3.To compare the effectiveness of lung ultrasound in detecting B-lines with traditional imaging modalities like chest X-ray and computed tomography in the context of acute dyspnea.
4.To investigate the impact of B-line quantification on clinical decision-making and management strategies in emergency department settings.
5.To explore the feasibility and reliability of implementing B-line assessment in prehospital and point-of-care settings for rapid diagnosis.

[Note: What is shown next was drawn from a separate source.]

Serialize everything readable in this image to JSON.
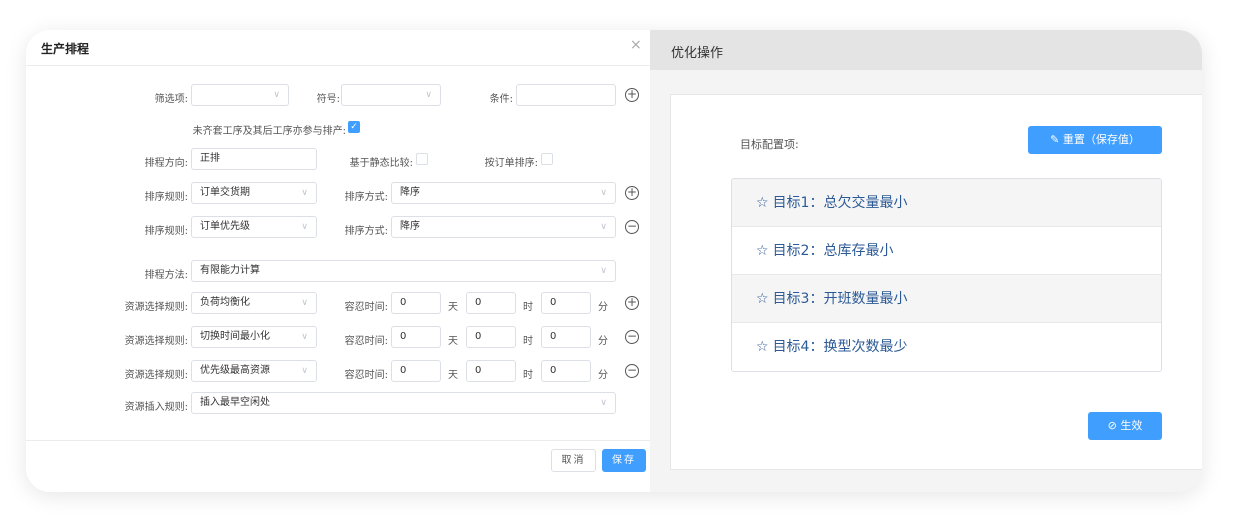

Methods In this prospective observational study conducted in the Emergency Department on 20 adult patients between may and June 2025, we aimed to evaluate the diagnostic utility of B-line lung ultrasound (LUS) in differentiating cardiac from pulmonary causes of acute dyspnea.Adult patients presenting with acute dyspnea were assessed using a standardized 8-zone LUS protocol, focusing on identifying B-lines—vertical, hyperechoic artifacts originating from the pleural line. Diagnostic performance metrics, including sensitivity, specificity, and interobserver reliability, were calculated to assess the accuracy of B-line LUS in distinguishing between cardiac and pulmonary etiologies of acute dyspnea. Results: The cohort comprised 20 adults (mean age 68.5 ± 12.3 years; 55% male) presenting with acute dyspnea. Lung Ultrasound Findings: B-profile (B-lines with lung sliding): Observed in 12 patients (60%), indicative of cardiogenic pulmonary edema. B'-profile (B-lines without lung sliding): Detected in 8 patients (40%), suggesting non-cardiogenic causes such as pneumonia or ARDS. Final Diagnoses:Cardiac Etiology: 12 patients (60%) diagnosed with acute decompensated heart failure. Pulmonary Etiology: 8 patients (40%) diagnosed with conditions like pneumonia or ARDS. Diagnostic Performance: Sensitivity: 90% ,Specificity: 85% ,Positive Predictive Value (PPV): 92% ,Negative Predictive Value (NPV): 80% . Conclusion: B-line lung ultrasound (LUS) is a rapid, non-invasive, and highly effective diagnostic tool for differentiating between cardiac and pulmonary causes of acute dyspnea in the emergency department.The presence of B-lines, particularly when observed with lung sliding (B-profile), is strongly indicative of cardiogenic pulmonary edema, whereas B-lines without lung sliding (B'-profile) suggest non-cardiogenic causes such as acute respiratory distress syndrome (ARDS) or pneumonia.LUS offers advantages over traditional imaging methods, including higher sensitivity and specificity, absence of ionizing radiation, and the ability to perform bedside assessments, facilitating timely and appropriate therapeutic interventions.Integrating B-line LUS into clinical practice can enhance diagnostic accuracy, optimize patient care, and improve outcomes for patients presenting with acute dyspnea.